Le Tuuli mongol est une tradition orale composée d'épopées héroïques qui font entre plusieurs centaines et plusieurs milliers de vers et combinent bénédictions, panégyriques, formules magiques, expressions idiomatiques, contes de fées, mythes et chants traditionnels. Il est considéré comme une encyclopédie vivante des traditions mongoles orales et immortalise l'histoire héroïque du peuple mongol. À travers les épopées, les Mongols transmettent leurs connaissances historiques et leurs valeurs aux jeunes générations, renforçant le sentiment d'identité nationale, la fierté et l'unité. Or, le nombre de formateurs et d'apprentis est en train de diminuer. Avec cette disparition progressive de l'épopée mongole, c'est tout le système de transmission des connaissances historiques et culturelles qui se dégrade.

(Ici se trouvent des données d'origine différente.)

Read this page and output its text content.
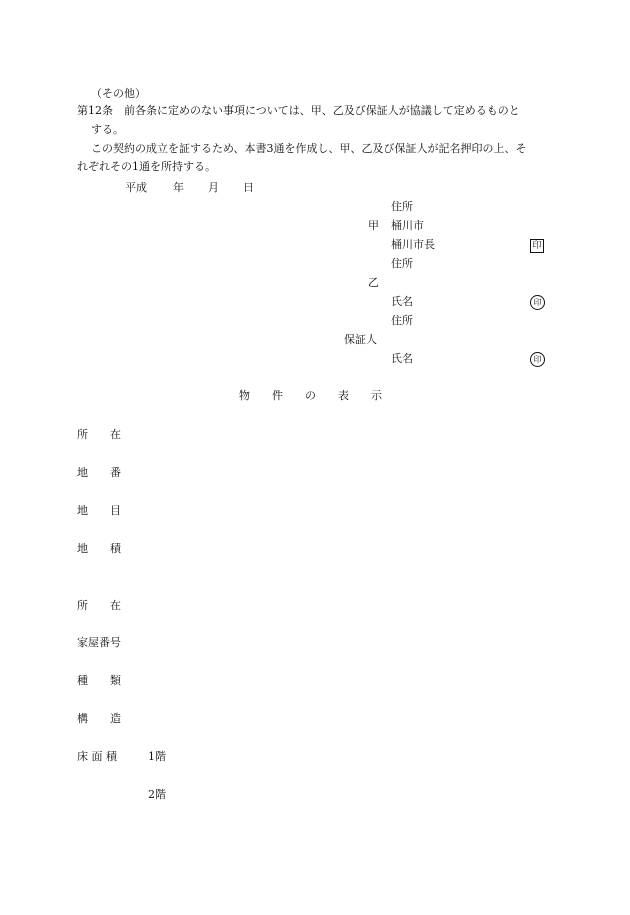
（その他）
第12条 前各条に定めのない事項については、甲、乙及び保証人が協議して定めるものと
する。
この契約の成立を証するため、本書3通を作成し、甲、乙及び保証人が記名押印の上、そ
れぞれその1通を所持する。
平成 年 月 日
住所
甲 桶川市
桶川市長	印
住所
乙
氏名	印
住所
保証人
氏名	印
物　　件　　の　　表　　示
所　　在
地　　番
地　　目
地　　積
所　　在
家屋番号
種　　類
構　　造
床 面 積	1階
2階
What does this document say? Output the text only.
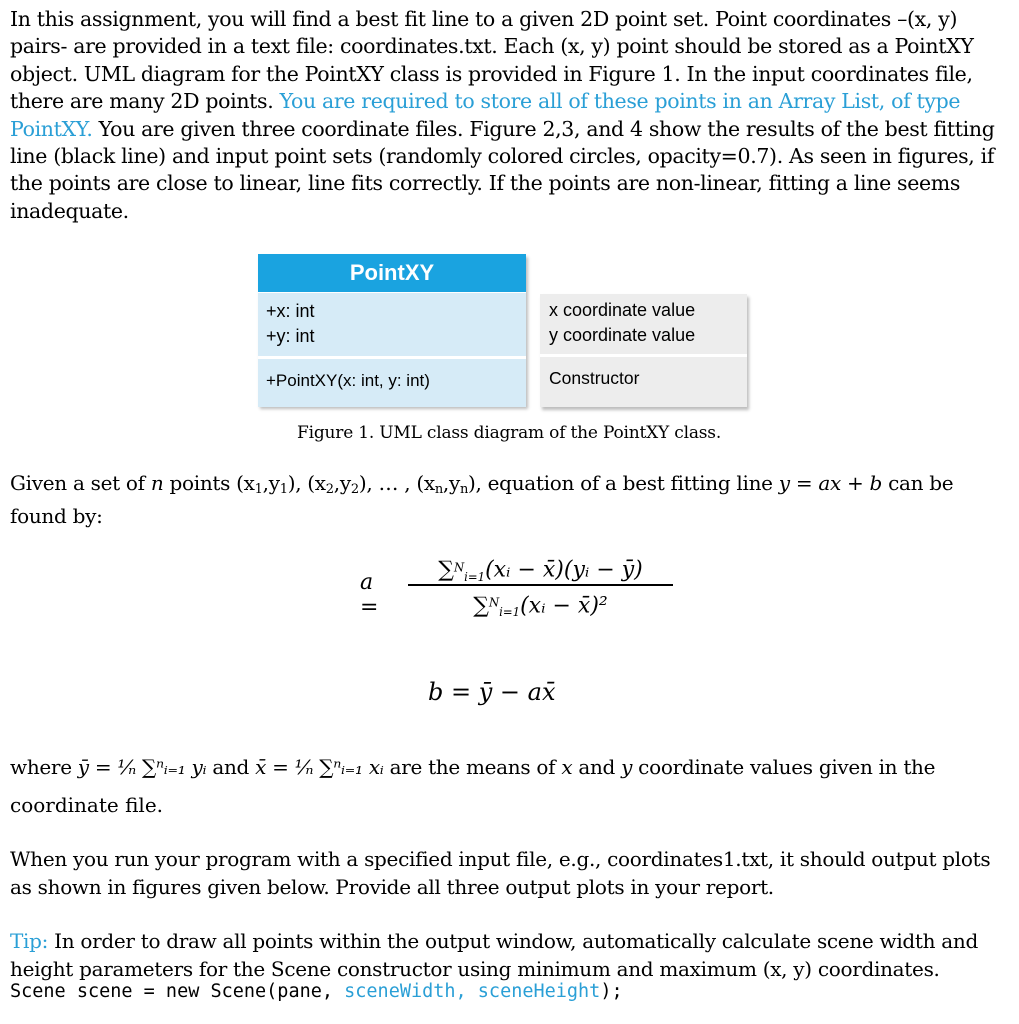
In this assignment, you will find a best fit line to a given 2D point set. Point coordinates –(x, y) pairs- are provided in a text file: coordinates.txt. Each (x, y) point should be stored as a PointXY object. UML diagram for the PointXY class is provided in Figure 1. In the input coordinates file, there are many 2D points. You are required to store all of these points in an Array List, of type PointXY. You are given three coordinate files. Figure 2,3, and 4 show the results of the best fitting line (black line) and input point sets (randomly colored circles, opacity=0.7). As seen in figures, if the points are close to linear, line fits correctly. If the points are non-linear, fitting a line seems inadequate.
PointXY
+x: int
+y: int
+PointXY(x: int, y: int)
x coordinate value
y coordinate value
Constructor
Figure 1. UML class diagram of the PointXY class.
Given a set of n points $(x_1,y_1)$, $(x_2,y_2)$, … , $(x_n,y_n)$, equation of a best fitting line y = ax + b can be found by:
a =
∑$^N_{i=1}$(xᵢ − x̄)(yᵢ − ȳ)
∑$^N_{i=1}$(xᵢ − x̄)²
b = ȳ − ax̄
where ȳ = ¹⁄ₙ ∑ⁿᵢ₌₁ yᵢ and x̄ = ¹⁄ₙ ∑ⁿᵢ₌₁ xᵢ are the means of x and y coordinate values given in the
coordinate file.
When you run your program with a specified input file, e.g., coordinates1.txt, it should output plots as shown in figures given below. Provide all three output plots in your report.
Tip: In order to draw all points within the output window, automatically calculate scene width and height parameters for the Scene constructor using minimum and maximum (x, y) coordinates.
Scene scene = new Scene(pane, sceneWidth, sceneHeight);
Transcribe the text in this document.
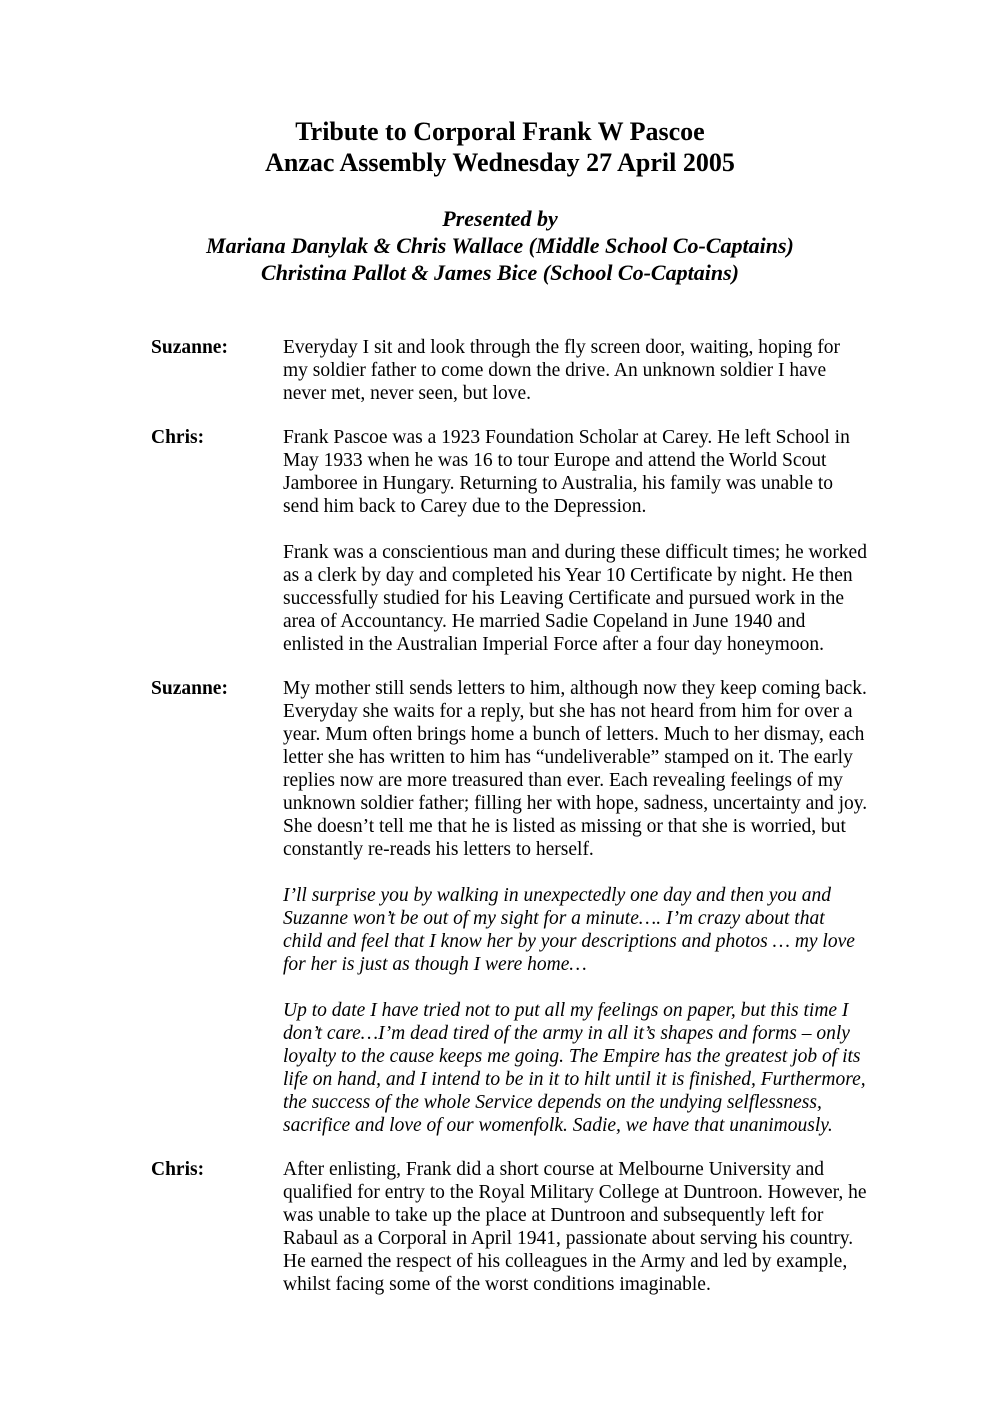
Tribute to Corporal Frank W Pascoe
Anzac Assembly Wednesday 27 April 2005
Presented by
Mariana Danylak & Chris Wallace (Middle School Co-Captains)
Christina Pallot & James Bice (School Co-Captains)
Suzanne:	Everyday I sit and look through the fly screen door, waiting, hoping for
my soldier father to come down the drive. An unknown soldier I have
never met, never seen, but love.
Chris:	Frank Pascoe was a 1923 Foundation Scholar at Carey. He left School in
May 1933 when he was 16 to tour Europe and attend the World Scout
Jamboree in Hungary. Returning to Australia, his family was unable to
send him back to Carey due to the Depression.
Frank was a conscientious man and during these difficult times; he worked
as a clerk by day and completed his Year 10 Certificate by night. He then
successfully studied for his Leaving Certificate and pursued work in the
area of Accountancy. He married Sadie Copeland in June 1940 and
enlisted in the Australian Imperial Force after a four day honeymoon.
Suzanne:	My mother still sends letters to him, although now they keep coming back.
Everyday she waits for a reply, but she has not heard from him for over a
year. Mum often brings home a bunch of letters. Much to her dismay, each
letter she has written to him has “undeliverable” stamped on it. The early
replies now are more treasured than ever. Each revealing feelings of my
unknown soldier father; filling her with hope, sadness, uncertainty and joy.
She doesn’t tell me that he is listed as missing or that she is worried, but
constantly re-reads his letters to herself.
I’ll surprise you by walking in unexpectedly one day and then you and
Suzanne won’t be out of my sight for a minute…. I’m crazy about that
child and feel that I know her by your descriptions and photos … my love
for her is just as though I were home…
Up to date I have tried not to put all my feelings on paper, but this time I
don’t care…I’m dead tired of the army in all it’s shapes and forms – only
loyalty to the cause keeps me going. The Empire has the greatest job of its
life on hand, and I intend to be in it to hilt until it is finished, Furthermore,
the success of the whole Service depends on the undying selflessness,
sacrifice and love of our womenfolk. Sadie, we have that unanimously.
Chris:	After enlisting, Frank did a short course at Melbourne University and
qualified for entry to the Royal Military College at Duntroon. However, he
was unable to take up the place at Duntroon and subsequently left for
Rabaul as a Corporal in April 1941, passionate about serving his country.
He earned the respect of his colleagues in the Army and led by example,
whilst facing some of the worst conditions imaginable.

+ Mongolie - La musique traditionnelle pour flûte tsuur

La musique pour flûte tsuur repose sur une technique à la fois instrumentale et vocale : un mélange de sons produits simultanément par l'instrument et par la gorge du musicien. La musique pour flûte tsuur est inséparable des populations mongoles Uriankhai de la région de l'Altaï et reste de nos jours une part intégrante de leur vie quotidienne. La tradition de la flûte tsuur se perd depuis quelques décennies, par négligence et animosité à l'égard des coutumes populaires et de la foi religieuse, laissant de nombreux endroits sans joueur de tsuur ni familles possédant une flûte tsuur. Les quarante instruments connus préservés au sein du groupe des Mongols Uriankhai sont transmis exclusivement grâce à la mémoire des générations successives : cette caractéristique rend cet art extrêmement vulnérable au risque de disparition.

+ Viet Nam - Le chant Ca trù

Le Ca trù est une forme complexe de poésie chantée que l'on trouve dans le nord du Viet Nam et qui utilise des paroles écrites selon des formes poétiques vietnamiennes traditionnelles. Des artistes populaires transmettent la musique et les poèmes qui composent le Ca trù par transmission orale et technique, autrefois au sein de la famille, mais aujourd'hui à toute personne qui souhaite apprendre. À cause des guerres incessantes et du manque de sensibilisation, le Ca trù est tombé en désuétude au cours du XXe siècle. Bien que les artistes aient fait des efforts remarquables pour transmettre le répertoire ancien aux générations plus jeunes, le Ca trù reste exposé à la menace de disparition du fait de la diminution du nombre de praticiens et de leur grand âge.